Photos of museum doors, hangars, guard shacks or other barricades visited on days or during hours when access to the object of the visit isn't available, are not eligible for scoring.

From Wikipedia, the free encyclopedia:

The Statue of Liberty (Liberty Enlightening the World) is a colossal neoclassical sculpture on Liberty Island in the middle of New York Harbor, in Manhattan, New York City. The statue, designed by Frédéric Auguste Bartholdi, a French sculptor and dedicated on October 28, 1886, was a gift to the United States from the people of France. The statue is of a robed female figure representing Libertas, the Roman goddess of freedom, who bears a torch and a tabula ansata (a tablet evoking the law) upon which is inscribed the date of the American Declaration of Independence, July 4, 1776. A broken chain lies at her feet. The statue is an icon of freedom and of the United States: a welcoming signal to immigrants arriving from abroad.

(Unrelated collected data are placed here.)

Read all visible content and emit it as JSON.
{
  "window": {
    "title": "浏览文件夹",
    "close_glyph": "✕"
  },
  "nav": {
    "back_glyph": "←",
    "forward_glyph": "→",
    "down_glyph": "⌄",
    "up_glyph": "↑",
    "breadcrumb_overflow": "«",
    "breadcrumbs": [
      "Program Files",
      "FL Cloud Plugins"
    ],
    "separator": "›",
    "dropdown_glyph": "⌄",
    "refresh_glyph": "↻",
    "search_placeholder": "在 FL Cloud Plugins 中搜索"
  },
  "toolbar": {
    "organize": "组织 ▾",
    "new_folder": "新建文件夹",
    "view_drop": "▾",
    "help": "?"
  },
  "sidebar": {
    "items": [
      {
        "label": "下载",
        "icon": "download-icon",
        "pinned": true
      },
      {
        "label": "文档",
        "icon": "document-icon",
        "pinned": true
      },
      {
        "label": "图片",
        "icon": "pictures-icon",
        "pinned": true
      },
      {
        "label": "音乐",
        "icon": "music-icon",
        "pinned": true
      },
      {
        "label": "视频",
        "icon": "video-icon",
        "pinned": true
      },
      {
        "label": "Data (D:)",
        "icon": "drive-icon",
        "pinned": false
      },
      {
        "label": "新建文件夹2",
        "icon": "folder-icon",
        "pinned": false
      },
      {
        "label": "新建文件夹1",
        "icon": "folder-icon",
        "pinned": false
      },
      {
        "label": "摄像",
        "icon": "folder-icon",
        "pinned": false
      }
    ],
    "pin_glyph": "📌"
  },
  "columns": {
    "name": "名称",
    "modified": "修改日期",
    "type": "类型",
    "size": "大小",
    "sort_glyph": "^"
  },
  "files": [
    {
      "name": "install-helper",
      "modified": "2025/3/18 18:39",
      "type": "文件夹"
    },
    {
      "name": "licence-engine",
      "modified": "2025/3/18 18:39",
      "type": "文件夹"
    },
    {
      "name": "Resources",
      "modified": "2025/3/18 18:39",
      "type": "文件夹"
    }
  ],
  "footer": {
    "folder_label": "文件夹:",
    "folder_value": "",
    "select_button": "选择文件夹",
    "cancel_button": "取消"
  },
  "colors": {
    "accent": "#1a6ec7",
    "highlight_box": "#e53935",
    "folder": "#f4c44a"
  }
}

Bartholdi was inspired by French law professor and politician Édouard René de Laboulaye, who is said to have commented in 1865 that any monument raised to American independence would properly be a joint project of the French and American peoples. He may have been minded to honor the Union victory in the American Civil War and the end of slavery. Due to the troubled political situation in France, work on the statue did not commence until the early 1870s. In 1875, Laboulaye proposed that the French finance the statue and the Americans provide the site and build the pedestal. Bartholdi completed the head and the torch-bearing arm before the statue was fully designed, and these pieces were exhibited for publicity at international expositions.

The torch-bearing arm was displayed at the Centennial Exposition in Philadelphia in 1876, and in Madison Square Park in Manhattan from 1876 to 1882. Fundraising proved difficult, especially for the Americans, and by 1885 work on the pedestal was threatened due to lack of funds. Publisher Joseph Pulitzer of the New York World started a drive for donations to complete the project that attracted more than 120,000 contributors, most of whom gave less than a dollar. The statue was constructed in France, shipped overseas in crates, and assembled on the completed pedestal on what was then called Bedloe's Island. The statue's completion was marked by New York's first ticker-tape parade and a dedication ceremony presided over by President Grover Cleveland.

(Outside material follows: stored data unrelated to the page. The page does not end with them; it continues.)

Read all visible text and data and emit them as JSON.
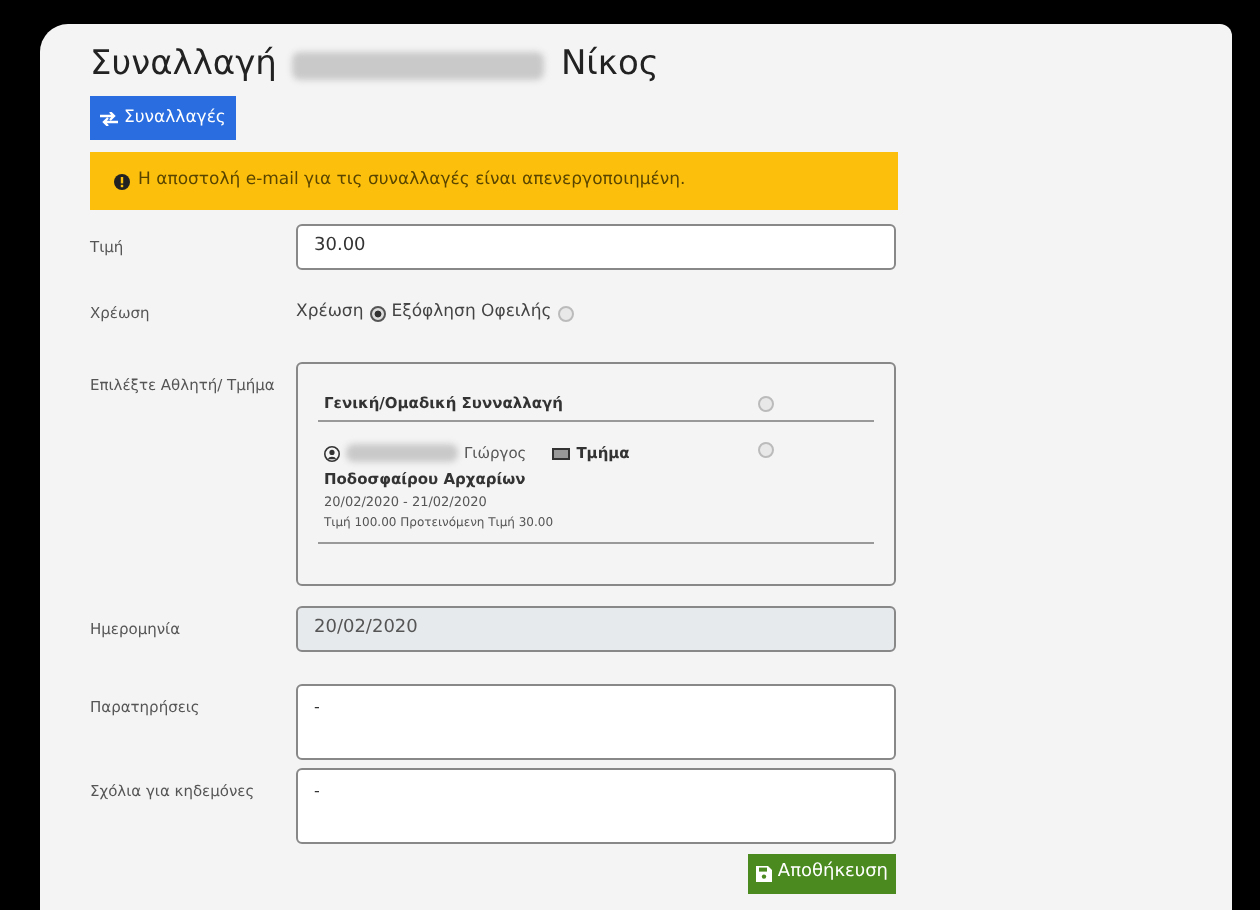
{
  "title": {
    "prefix": "Συναλλαγή",
    "suffix": "Νίκος"
  },
  "back_button": {
    "label": "Συναλλαγές"
  },
  "alert": {
    "text": "Η αποστολή e-mail για τις συναλλαγές είναι απενεργοποιημένη."
  },
  "price": {
    "label": "Τιμή",
    "value": "30.00"
  },
  "charge_type": {
    "label": "Χρέωση",
    "options": [
      {
        "label": "Χρέωση",
        "selected": true
      },
      {
        "label": "Εξόφληση Οφειλής",
        "selected": false
      }
    ]
  },
  "athlete": {
    "label": "Επιλέξτε Αθλητή/ Τμήμα",
    "options": [
      {
        "kind": "general",
        "title": "Γενική/Ομαδική Συνναλλαγή",
        "selected": false
      },
      {
        "kind": "athlete",
        "first_name": "Γιώργος",
        "group_label": "Τμήμα",
        "group_name": "Ποδοσφαίρου Αρχαρίων",
        "dates": "20/02/2020 - 21/02/2020",
        "prices": "Τιμή 100.00 Προτεινόμενη Τιμή 30.00",
        "selected": false
      }
    ]
  },
  "date": {
    "label": "Ημερομηνία",
    "value": "20/02/2020",
    "disabled": true
  },
  "notes": {
    "label": "Παρατηρήσεις",
    "value": "-"
  },
  "guardian_comments": {
    "label": "Σχόλια για κηδεμόνες",
    "value": "-"
  },
  "save_button": {
    "label": "Αποθήκευση"
  }
}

The statue was administered by the United States Lighthouse Board until 1901 and then by the Department of War; since 1933 it has been maintained by the National Park Service. The statue was closed for renovation for much of 1938. In the early 1980s, it was found to have deteriorated to such an extent that a major restoration was required. While the statue was closed from 1984 to 1986, the torch and a large part of the internal structure were replaced. After the September 11 attacks in 2001, it was closed for reasons of safety and security; the pedestal reopened in 2004 and the statue in 2009, with limits on the number of visitors allowed to ascend to the crown. The statue, including the pedestal and base, was closed for a year until October 28, 2012, so that a secondary staircase and other safety features could be installed; Liberty Island remained open. However, one day after the reopening, Liberty Island closed due to the effects of Hurricane Sandy in New York; the statue and island opened again on July 4, 2013. Public access to the balcony surrounding the torch has been barred for safety reasons since 1916.

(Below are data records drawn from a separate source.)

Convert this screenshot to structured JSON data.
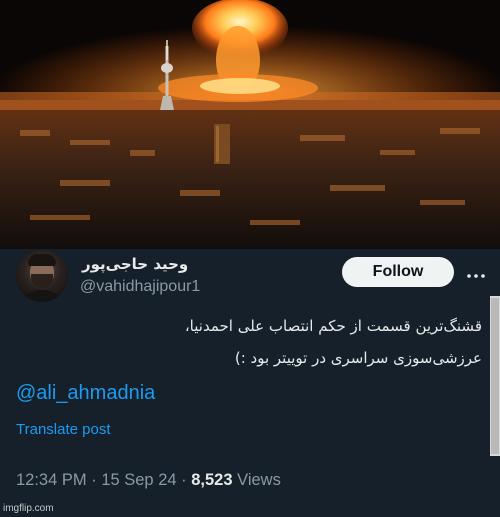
{
  "tweet": {
    "display_name": "وحید حاجی‌پور",
    "handle": "@vahidhajipour1",
    "follow_label": "Follow",
    "text_line_1": "قشنگ‌ترین قسمت از حکم انتصاب علی احمدنیا،",
    "text_line_2": "عرزشی‌سوزی سراسری در توییتر بود :)",
    "mention": "@ali_ahmadnia",
    "translate_label": "Translate post",
    "time": "12:34 PM",
    "separator": "·",
    "date": "15 Sep 24",
    "views_count": "8,523",
    "views_label": "Views"
  },
  "watermark": "imgflip.com",
  "colors": {
    "background": "#15202b",
    "link": "#1d9bf0",
    "text_primary": "#e7e9ea",
    "text_secondary": "#8b98a5",
    "follow_bg": "#eff3f4"
  },
  "icons": {
    "more": "more-dots-icon"
  }
}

Hundreds of replicas of the Statue of Liberty now exist. One replica 30 feet tall stood atop the Liberty Warehouse on West 64th Street in Manhattan for many years; it now resides at the Brooklyn Museum. In a patriotic tribute, the Boy Scouts of America, as part of their Strengthen the Arm of Liberty campaign in 1949–1952, donated about two hundred replicas of the statue, made of stamped copper and 100 inches in height, to states and municipalities across the United States.